Ubiquitin-proteasome system (UPS), which is one of the most important system of intracellular protein degradation. UPS mainly contains ubiquitin activating enzyme El, ubiquitin conjugating enzyme E2, ubiquitin ligase E3, deubiquitinating enzymes and proteasome and so on. It plays critical roles in many physiological processes such as synaptic plasticity, axonal growth and dendritic spine formation. UPS impairment has been reported involved in severals nervous system disease, such as Parkinson's disease and Alzheimer's disease. In our research, we studied the effect of proteasome inhibition on the cognitive ability of mice and explored the mechanisms in N2a cells and Mus musculus mice. First, we treated N2a neuroma cell line with 0.5μM,1.0μM and 2.0μM MG132 (a specific inhibitor of proteasome) for 24 h, then detected the change of cellular morphology, the activities of cAMP-response element binding protein (CREB), a key transcriptional factor involved in the formation of synapse and synaptic plasticity, and content of postsynaptic density-95 (PSD-95).

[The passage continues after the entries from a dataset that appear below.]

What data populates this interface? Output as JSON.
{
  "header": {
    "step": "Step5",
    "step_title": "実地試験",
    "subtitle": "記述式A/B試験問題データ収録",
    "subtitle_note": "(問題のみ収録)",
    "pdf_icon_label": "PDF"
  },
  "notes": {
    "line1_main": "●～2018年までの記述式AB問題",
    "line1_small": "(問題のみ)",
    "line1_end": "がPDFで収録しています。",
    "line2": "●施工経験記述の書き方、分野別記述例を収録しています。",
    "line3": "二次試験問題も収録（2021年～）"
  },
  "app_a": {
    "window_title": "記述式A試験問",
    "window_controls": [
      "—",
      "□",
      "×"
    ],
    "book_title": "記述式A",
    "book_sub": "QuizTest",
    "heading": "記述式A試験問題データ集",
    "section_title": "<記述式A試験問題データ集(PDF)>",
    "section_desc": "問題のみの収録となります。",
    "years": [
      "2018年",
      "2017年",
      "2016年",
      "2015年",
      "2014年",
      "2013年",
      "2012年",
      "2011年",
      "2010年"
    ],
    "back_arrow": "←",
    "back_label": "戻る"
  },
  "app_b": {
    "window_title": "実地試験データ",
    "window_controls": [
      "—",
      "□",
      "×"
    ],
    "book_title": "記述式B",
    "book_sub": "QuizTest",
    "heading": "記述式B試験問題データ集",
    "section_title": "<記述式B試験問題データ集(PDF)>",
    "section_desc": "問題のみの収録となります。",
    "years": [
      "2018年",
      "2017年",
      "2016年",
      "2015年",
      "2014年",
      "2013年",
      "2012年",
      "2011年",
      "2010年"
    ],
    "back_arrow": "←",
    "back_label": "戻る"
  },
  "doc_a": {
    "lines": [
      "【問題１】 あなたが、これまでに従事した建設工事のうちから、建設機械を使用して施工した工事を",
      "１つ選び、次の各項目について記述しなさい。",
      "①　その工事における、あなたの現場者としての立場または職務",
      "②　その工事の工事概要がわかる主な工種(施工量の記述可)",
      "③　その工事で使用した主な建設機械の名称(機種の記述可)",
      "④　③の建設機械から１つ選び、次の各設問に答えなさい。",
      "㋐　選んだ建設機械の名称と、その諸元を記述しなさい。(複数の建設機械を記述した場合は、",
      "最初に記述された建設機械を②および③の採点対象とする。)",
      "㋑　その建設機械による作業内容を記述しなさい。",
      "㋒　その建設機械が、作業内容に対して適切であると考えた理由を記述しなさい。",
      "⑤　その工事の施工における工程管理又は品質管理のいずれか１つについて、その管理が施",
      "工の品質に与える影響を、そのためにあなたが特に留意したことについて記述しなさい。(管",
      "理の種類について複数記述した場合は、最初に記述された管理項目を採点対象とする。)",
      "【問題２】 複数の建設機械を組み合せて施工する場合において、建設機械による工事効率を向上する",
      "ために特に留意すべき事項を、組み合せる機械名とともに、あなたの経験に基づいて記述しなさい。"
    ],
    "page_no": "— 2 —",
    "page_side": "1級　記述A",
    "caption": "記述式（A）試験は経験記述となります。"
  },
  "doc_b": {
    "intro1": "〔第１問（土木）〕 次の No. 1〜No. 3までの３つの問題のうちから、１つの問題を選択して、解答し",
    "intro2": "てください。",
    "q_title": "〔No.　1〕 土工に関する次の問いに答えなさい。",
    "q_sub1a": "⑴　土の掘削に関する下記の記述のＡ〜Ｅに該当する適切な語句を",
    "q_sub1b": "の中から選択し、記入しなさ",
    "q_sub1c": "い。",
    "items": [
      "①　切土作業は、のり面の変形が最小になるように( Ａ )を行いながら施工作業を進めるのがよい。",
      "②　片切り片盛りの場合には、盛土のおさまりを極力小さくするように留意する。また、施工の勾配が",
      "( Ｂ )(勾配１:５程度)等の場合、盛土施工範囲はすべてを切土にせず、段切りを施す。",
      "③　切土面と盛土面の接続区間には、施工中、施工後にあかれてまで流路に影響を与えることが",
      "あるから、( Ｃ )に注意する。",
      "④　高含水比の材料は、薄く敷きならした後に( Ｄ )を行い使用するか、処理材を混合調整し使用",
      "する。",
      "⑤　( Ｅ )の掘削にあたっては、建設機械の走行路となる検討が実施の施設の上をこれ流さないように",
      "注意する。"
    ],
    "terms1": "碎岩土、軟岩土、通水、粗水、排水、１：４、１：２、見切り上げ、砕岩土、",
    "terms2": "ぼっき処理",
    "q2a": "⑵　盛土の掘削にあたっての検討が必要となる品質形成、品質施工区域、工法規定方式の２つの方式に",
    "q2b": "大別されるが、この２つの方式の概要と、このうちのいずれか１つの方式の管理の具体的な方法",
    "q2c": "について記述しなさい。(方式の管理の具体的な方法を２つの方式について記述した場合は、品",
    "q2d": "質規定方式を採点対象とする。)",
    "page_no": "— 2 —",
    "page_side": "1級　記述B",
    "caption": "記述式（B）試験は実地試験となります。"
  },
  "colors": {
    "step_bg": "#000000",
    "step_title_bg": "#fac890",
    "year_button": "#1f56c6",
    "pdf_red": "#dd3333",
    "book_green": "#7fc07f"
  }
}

We also investigated the effect of proteasome inhibition on the phosphorylated tau and the biological of tau of binding to the microtubules by Western blotting. Results:(1) In N2a cells, MG132 treatment resulted in decrease of the length and number of neurites. (2) MG132 treatment decreased the contents of CREB, p-CREB and PSD-95. (3) MG132 treatment increased the level of total tau and phosphorylated tau at Ser396, Ser262, Serl95/198/199/202, Thr231 and Thr205 sites, and decreased its binding ability to microtubule. Second, we used MG132 stereotaxic injecting in lateral ventricle of mice for 24 h and then detected the alteration of spatial cognitive ability of mice by water maze, we also observed the change of neuritis, CREB activity, PSD-95 content and phosphorylation of tau protein. Results:(1) MG132 treatment impaired spatial cognition of mice. (2) MG132 treatment reduced the length and the number of neuritis, the activity of CREB and the content of PSD-95. (3) MG132 treatment increased tau-Ser396, Ser262, Ser195/198/199/202, Thr231 and Thr205 sites phosphoryation. In conclusion, our results manifested that proteasome inhibition impaired spatial cognition of mice. The atrophy of neuritis, decrease of CREB activity and reduction of PSD-95 content, and abnormal phosphorylation of tau protein might involve in the mechanisms.